In-home phototherapy delivers promising results in psoriasis

23 Mar 2024 byJairia Dela Cruz
In-home phototherapy delivers promising results in psoriasis

Home-based phototherapy is equally effective as in-office treatment for plaque or guttate psoriasis regardless of skin type, providing a convenient first-line treatment option for patients, according to data from the Light Treatment Effectiveness (LITE) study.

In the primary analysis of LITE, a higher proportion of participants who underwent home- versus office-based phototherapy achieved the co-primary outcomes of complete or near-complete clearance of psoriasis lesions (physician global assessment [PGA] score 0/1; 32.8 percent vs 25.6 percent) and better health-related quality of life (Dermatology Life Quality Index [DLQI] score 5 [small to no effect]) at week 12, which established the noninferiority of home-based treatment (p<0.0001 for both). [Gelfand J M, et al, AAD 2024]

For the PGA score 0/1, home-based phototherapy consistently demonstrated noninferiority over office-based phototherapy across participants with skin types I/II, III/IV, and V/VI, with the largest between-group difference seen among patients with skin type V/VI (33.3 percent vs 14.6 percent; p=0.0001).

Clearly, home-based phototherapy is noninferior to office phototherapy across all skin types and for both physician- and patient-reported outcomes, said lead study investigator Dr Joel Gelfand, James J. Leyden Professor of Dermatology & Epidemiology at the Perelman School of Medicine at the University of Pennsylvania in Philadelphia, Pennsylvania, US.

“Both home and office phototherapy have excellent effectiveness and safety in real-world settings,” Gelfand added. “These data support the use of home phototherapy as a first-line treatment option for psoriasis, including those with no prior phototherapy experience.”

Inconvenience factor

Among the numerous treatment options available for moderate-to-severe psoriasis, phototherapy stands out for its effectiveness and affordability. Gelfand pointed out that office-based phototherapy is 10 to 100 times less expensive than biologics, just as effective as adalimumab in head-to-head trials, and avoids the risk of infection seen with secukinumab.
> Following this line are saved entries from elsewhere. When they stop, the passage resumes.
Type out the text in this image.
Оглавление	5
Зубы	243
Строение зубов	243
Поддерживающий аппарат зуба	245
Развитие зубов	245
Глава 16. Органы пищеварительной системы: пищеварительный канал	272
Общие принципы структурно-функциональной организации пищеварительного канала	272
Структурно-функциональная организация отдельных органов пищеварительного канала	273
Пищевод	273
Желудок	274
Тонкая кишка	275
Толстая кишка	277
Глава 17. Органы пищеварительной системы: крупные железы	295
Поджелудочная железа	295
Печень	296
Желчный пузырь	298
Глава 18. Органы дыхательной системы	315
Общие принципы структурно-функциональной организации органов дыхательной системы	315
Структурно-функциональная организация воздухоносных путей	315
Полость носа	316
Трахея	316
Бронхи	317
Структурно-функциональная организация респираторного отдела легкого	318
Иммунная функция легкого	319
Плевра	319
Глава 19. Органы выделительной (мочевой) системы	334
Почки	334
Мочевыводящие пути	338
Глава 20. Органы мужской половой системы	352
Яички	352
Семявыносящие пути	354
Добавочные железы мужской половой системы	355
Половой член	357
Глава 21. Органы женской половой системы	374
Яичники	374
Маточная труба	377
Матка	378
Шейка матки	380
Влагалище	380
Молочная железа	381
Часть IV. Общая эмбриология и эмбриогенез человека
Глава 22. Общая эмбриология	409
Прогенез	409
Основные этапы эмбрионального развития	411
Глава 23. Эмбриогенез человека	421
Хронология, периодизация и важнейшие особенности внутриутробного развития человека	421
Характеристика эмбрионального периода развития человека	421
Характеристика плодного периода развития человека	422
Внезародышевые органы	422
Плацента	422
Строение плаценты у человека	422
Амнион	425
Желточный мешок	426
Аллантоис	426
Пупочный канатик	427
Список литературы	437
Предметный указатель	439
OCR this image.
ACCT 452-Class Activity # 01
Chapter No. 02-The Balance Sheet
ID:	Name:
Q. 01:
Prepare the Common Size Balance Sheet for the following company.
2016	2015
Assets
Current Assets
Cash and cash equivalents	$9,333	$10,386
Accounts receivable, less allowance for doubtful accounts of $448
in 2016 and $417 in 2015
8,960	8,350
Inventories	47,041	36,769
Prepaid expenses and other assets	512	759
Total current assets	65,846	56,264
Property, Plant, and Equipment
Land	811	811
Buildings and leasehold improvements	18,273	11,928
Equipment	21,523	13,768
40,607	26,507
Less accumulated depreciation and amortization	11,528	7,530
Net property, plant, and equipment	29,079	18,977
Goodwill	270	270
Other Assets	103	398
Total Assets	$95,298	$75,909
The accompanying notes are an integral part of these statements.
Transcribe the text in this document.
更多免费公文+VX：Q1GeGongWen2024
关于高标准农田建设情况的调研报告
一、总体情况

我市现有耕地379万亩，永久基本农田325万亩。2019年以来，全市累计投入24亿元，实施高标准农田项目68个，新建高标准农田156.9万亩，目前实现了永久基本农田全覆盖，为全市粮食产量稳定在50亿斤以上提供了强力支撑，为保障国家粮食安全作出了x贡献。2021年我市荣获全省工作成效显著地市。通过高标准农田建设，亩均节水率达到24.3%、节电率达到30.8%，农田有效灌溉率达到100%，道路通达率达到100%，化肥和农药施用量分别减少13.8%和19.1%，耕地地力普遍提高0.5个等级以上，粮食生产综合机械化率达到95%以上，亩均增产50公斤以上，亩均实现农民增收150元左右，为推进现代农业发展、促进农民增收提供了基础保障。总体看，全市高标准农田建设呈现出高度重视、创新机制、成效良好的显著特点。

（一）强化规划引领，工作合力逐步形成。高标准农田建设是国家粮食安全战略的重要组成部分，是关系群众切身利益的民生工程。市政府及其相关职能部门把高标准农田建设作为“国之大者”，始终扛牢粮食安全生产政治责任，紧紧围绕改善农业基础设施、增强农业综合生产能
Phototherapy may be the preferred treatment option by patients, but the inconvenience of traveling to a clinic and limited insurance coverage limit access to it, Gelfand said. In fact, office-based phototherapy is not available in 90 percent of US counties, he added, and while home-based phototherapy exists, the absence of clinical data has discouraged many insurance companies from covering home-based treatment. “As a result, many providers are uncertain about prescribing it.”

Gelfand and colleagues conducted LITE to address the lack of data. A large pragmatic randomized study embedded in routine clinical practice, LITE tested the hypothesis that narrowband UVB phototherapy for psoriasis at home is noninferior to office treatment in terms of outcomes that matter to patients, physicians, and payers. 

A total of 783 participants aged 12 years or older (mean age 48 years, 52 percent male, 7.2 percent Asian) who had plaque or guttate psoriasis (average duration 15.8 years) and skin types I-VI were enrolled across 42 sites in the US. None of them had received phototherapy in the 14 days prior to enrolment. The participants were randomly assigned to undergo office- or home-based phototherapy for 12 weeks at doses consistent with the 2019 AAD-National Psoriasis Foundation guidelines, after which the patients were followed up for another 12 weeks.

At baseline, mean DLQI was 12.2, median PGA score was 3, and mean body surface area was 12.5 percent. Roughly 12 percent of participants were on biologic or other systemic therapy, and 43 percent had prior phototherapy exposure. The participants spent an average of 60 minutes travelling round-trip for in-office phototherapy appointments, and out-of-pocket cost averaged USD 21.60.

Other outcomes

Treatment adherence was significantly higher among patients treated at home, with a mean of 26.82 in-home sessions as opposed to 17.95 in-office sessions (p<0.0001). Home-based treatment was also associated with a much higher cumulative phototherapy dose (31.43 vs 17.27 J; p<0.0001), which Gelfand noted to lead to higher episodes of treatments with erythema.

Of note, 63 percent of the participants who reported “itchy, sore, painful, or stinging” skin in the previous week characterized the degree of discomfort as “not at all or a little.”

Treatment was well tolerated, according to Gelfand, with none of the participants discontinuing phototherapy during the trial due to treatment-related side effects.

Serious adverse events were documented in four participants in the office group (breast cancer, osteosarcoma, chest pain, wound infection) and in three participants in the home group (substance abuse, neuropathy, malnutrition, COVID-related death, and hypertension).

In a news release, Gelfand described the LITE findings as “incredibly significant.”

“Health insurance companies should cover home phototherapy for treatment of psoriasis as standard of care, and dermatology providers should prescribe home phototherapy for management of psoriasis when medically appropriate and based on shared decision making with patients,” he said.